Any current or former U.S. flight attendant was eligible to participate in the study, with the vast majority (91%) now employed in a cabin crew role. The authors point out that United States flight crew are subject to fewer protections than most workers in this industry, which may limit the generalizability of the results.

Other potential risk factors include sleep-cycle disruption brought on by overnight flights and crossing time-zones, past exposure to secondhand smoke in the cabin and ongoing exposures to chemicals such as pesticides, which are used to sterilize cabins on some worldwide flights. "This may be due to combined sources of circadian rhythm disruption-that is sleep deprivation and irregular schedules-both at home and work", Mordukhovich added.
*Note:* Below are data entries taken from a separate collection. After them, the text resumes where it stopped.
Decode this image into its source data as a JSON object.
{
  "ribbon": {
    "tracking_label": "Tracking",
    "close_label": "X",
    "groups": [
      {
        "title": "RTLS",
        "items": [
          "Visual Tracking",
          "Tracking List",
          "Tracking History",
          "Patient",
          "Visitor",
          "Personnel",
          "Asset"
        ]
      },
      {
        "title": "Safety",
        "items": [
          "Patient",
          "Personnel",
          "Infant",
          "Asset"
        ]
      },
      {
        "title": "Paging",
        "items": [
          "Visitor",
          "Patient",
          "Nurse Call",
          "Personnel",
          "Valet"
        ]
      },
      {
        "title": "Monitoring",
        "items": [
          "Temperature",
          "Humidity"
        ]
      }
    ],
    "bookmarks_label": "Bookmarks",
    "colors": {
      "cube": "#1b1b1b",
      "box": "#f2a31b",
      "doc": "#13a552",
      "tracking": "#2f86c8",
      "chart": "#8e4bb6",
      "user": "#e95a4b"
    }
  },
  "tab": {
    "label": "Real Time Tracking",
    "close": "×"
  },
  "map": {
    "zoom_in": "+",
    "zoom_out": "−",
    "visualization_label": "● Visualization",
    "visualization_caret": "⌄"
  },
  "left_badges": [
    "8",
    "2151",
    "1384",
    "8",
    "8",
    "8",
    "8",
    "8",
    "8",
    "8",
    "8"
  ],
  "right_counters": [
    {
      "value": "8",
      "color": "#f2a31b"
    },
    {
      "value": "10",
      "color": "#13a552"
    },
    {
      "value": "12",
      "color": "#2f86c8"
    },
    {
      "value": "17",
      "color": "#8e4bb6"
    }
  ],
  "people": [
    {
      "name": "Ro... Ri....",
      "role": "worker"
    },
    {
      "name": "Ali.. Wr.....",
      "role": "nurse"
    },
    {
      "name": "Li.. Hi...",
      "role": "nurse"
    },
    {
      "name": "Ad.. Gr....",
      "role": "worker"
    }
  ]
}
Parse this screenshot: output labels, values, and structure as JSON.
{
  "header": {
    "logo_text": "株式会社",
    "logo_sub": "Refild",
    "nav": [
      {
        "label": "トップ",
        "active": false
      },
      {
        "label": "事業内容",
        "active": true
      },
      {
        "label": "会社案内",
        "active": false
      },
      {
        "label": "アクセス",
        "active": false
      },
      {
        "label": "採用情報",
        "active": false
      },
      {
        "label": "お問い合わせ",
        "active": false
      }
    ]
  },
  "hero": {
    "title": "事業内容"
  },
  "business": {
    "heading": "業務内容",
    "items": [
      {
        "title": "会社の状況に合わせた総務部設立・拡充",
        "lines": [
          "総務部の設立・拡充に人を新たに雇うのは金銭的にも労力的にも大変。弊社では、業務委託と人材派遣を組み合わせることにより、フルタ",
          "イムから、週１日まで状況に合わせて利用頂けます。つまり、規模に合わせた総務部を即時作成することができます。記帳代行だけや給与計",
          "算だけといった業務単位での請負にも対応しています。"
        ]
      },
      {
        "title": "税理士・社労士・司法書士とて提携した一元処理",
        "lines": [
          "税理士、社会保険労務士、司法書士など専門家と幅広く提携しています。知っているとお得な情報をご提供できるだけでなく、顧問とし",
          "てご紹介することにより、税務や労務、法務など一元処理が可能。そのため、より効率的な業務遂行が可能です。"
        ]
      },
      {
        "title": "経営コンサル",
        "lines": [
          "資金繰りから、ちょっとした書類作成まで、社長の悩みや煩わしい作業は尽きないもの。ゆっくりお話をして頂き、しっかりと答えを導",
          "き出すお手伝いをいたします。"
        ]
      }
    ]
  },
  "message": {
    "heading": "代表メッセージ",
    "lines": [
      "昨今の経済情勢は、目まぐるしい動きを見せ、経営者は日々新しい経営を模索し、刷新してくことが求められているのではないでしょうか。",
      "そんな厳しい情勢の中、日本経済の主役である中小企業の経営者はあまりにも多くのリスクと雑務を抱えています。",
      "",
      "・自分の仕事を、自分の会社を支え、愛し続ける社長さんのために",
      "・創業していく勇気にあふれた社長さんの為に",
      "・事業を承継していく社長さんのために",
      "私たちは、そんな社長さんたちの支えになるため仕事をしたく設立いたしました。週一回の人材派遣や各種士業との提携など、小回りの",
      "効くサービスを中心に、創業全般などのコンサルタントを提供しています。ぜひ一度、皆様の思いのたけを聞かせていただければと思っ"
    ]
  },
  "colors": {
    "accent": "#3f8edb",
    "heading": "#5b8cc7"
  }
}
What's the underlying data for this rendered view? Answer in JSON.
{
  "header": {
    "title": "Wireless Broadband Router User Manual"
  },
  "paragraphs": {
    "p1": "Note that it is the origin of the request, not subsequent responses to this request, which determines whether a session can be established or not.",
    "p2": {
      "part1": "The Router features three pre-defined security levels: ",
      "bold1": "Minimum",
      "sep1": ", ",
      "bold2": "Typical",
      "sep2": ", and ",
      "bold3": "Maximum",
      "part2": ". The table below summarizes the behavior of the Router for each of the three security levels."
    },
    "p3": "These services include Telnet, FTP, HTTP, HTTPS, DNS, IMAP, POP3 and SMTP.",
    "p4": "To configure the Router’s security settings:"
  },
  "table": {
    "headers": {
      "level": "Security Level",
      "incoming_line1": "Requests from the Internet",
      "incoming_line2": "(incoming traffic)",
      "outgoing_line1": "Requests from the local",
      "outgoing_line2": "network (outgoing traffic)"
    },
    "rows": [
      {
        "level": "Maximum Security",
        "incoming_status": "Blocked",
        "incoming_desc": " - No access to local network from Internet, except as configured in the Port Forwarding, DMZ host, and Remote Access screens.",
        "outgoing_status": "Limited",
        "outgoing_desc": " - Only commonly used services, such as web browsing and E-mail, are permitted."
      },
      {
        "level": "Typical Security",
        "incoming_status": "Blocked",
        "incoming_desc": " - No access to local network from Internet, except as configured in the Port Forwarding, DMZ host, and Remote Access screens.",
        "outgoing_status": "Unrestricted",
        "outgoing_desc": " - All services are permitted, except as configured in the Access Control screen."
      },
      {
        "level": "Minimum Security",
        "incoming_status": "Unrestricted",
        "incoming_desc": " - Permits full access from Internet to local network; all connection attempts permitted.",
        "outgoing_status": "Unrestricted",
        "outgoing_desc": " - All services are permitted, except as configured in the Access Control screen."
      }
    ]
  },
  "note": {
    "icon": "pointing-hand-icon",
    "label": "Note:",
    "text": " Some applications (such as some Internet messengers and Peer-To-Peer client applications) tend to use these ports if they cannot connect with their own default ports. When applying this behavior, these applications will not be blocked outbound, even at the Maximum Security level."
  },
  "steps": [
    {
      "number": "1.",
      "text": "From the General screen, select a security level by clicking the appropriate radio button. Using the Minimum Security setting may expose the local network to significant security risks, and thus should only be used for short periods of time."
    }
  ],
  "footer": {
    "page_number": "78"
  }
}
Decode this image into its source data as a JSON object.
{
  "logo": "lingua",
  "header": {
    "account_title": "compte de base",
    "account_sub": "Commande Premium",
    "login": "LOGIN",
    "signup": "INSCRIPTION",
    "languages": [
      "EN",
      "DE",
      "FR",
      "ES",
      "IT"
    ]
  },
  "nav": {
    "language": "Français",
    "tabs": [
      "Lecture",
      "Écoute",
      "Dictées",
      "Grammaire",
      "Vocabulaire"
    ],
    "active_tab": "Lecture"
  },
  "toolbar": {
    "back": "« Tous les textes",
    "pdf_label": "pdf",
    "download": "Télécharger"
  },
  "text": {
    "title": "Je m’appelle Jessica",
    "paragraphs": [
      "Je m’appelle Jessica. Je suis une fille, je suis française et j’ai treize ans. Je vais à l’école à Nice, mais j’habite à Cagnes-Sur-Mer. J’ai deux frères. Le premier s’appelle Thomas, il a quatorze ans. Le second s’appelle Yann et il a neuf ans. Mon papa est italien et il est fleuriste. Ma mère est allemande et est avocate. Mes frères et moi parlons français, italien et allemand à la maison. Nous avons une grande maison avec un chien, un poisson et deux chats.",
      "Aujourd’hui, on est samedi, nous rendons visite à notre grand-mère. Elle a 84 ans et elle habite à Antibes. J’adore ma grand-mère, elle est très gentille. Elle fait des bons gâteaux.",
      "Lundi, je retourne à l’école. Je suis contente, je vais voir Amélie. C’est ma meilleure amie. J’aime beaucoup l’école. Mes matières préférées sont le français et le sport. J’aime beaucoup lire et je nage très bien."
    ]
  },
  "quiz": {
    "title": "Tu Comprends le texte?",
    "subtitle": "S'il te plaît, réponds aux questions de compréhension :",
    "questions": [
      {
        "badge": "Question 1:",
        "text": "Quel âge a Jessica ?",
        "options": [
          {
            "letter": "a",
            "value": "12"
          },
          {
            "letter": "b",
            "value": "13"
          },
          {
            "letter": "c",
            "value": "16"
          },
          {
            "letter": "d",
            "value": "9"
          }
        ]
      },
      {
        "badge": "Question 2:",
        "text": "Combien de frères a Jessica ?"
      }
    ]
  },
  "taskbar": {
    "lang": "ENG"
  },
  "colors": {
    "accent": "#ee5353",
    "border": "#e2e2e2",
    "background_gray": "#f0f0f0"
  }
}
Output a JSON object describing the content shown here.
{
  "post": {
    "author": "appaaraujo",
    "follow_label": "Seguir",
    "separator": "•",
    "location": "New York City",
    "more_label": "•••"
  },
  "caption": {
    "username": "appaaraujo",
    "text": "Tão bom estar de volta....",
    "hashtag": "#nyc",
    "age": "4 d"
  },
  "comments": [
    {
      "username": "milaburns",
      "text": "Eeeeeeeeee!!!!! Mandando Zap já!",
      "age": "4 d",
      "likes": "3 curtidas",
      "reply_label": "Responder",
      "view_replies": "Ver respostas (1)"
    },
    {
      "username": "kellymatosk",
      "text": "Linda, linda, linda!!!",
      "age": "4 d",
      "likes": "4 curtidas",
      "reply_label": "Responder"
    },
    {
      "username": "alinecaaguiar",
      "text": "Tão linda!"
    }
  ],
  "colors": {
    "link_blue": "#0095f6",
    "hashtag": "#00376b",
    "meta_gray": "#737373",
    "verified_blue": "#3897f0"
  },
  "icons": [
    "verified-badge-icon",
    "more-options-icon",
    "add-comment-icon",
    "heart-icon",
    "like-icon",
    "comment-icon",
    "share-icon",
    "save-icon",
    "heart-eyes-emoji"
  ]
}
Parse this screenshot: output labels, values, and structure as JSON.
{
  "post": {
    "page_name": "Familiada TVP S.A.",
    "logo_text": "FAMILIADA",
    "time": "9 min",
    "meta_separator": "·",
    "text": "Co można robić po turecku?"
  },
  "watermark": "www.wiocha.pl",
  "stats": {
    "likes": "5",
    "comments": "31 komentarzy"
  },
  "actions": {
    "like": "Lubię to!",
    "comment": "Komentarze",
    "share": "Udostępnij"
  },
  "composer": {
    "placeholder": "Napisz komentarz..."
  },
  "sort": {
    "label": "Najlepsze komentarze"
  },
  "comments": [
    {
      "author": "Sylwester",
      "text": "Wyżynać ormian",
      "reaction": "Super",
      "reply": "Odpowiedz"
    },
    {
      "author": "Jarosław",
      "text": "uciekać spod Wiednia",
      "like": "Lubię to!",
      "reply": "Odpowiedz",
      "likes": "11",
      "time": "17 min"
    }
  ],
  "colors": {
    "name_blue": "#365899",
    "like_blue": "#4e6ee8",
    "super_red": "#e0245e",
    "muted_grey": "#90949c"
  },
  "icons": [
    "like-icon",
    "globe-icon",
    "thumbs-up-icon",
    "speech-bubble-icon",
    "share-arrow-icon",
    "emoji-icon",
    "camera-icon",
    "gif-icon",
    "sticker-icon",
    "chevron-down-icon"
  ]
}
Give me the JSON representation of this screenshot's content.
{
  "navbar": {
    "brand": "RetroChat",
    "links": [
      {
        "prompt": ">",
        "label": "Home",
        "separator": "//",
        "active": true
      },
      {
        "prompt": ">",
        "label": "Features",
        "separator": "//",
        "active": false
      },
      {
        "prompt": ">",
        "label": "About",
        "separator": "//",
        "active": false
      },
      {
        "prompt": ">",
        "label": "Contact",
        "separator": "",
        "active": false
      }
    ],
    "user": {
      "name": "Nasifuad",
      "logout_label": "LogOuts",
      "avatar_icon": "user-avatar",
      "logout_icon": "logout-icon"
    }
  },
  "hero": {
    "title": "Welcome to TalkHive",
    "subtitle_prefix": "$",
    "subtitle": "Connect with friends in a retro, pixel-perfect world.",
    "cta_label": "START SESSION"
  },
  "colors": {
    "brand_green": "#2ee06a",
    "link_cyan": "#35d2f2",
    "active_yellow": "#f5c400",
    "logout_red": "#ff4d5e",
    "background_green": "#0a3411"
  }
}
The survey used validated questions from the Job Content Questionnaire and the National Health and Nutrition Examination Survey (NHANES). They noted their interest in studying flight attendants took off as they considered that in an overlooked profession, there may be a lack of or gaps in on-the-job policies protecting workers.

Flight attendants had higher rates of all cancers investigated. Other concerns include the myriad substances cabin crews are exposed to because of engine leaks, pesticides, and flame retardants, all three of which are suspected carcinogens.

Earlier this month we reported how campaigners concerned by leaks of toxic fumes into cabin air on flights on passenger planes that have bleed air systems recycling air that has passed over the engine are calling for an worldwide inquiry into how this affects the health of passengers and crew.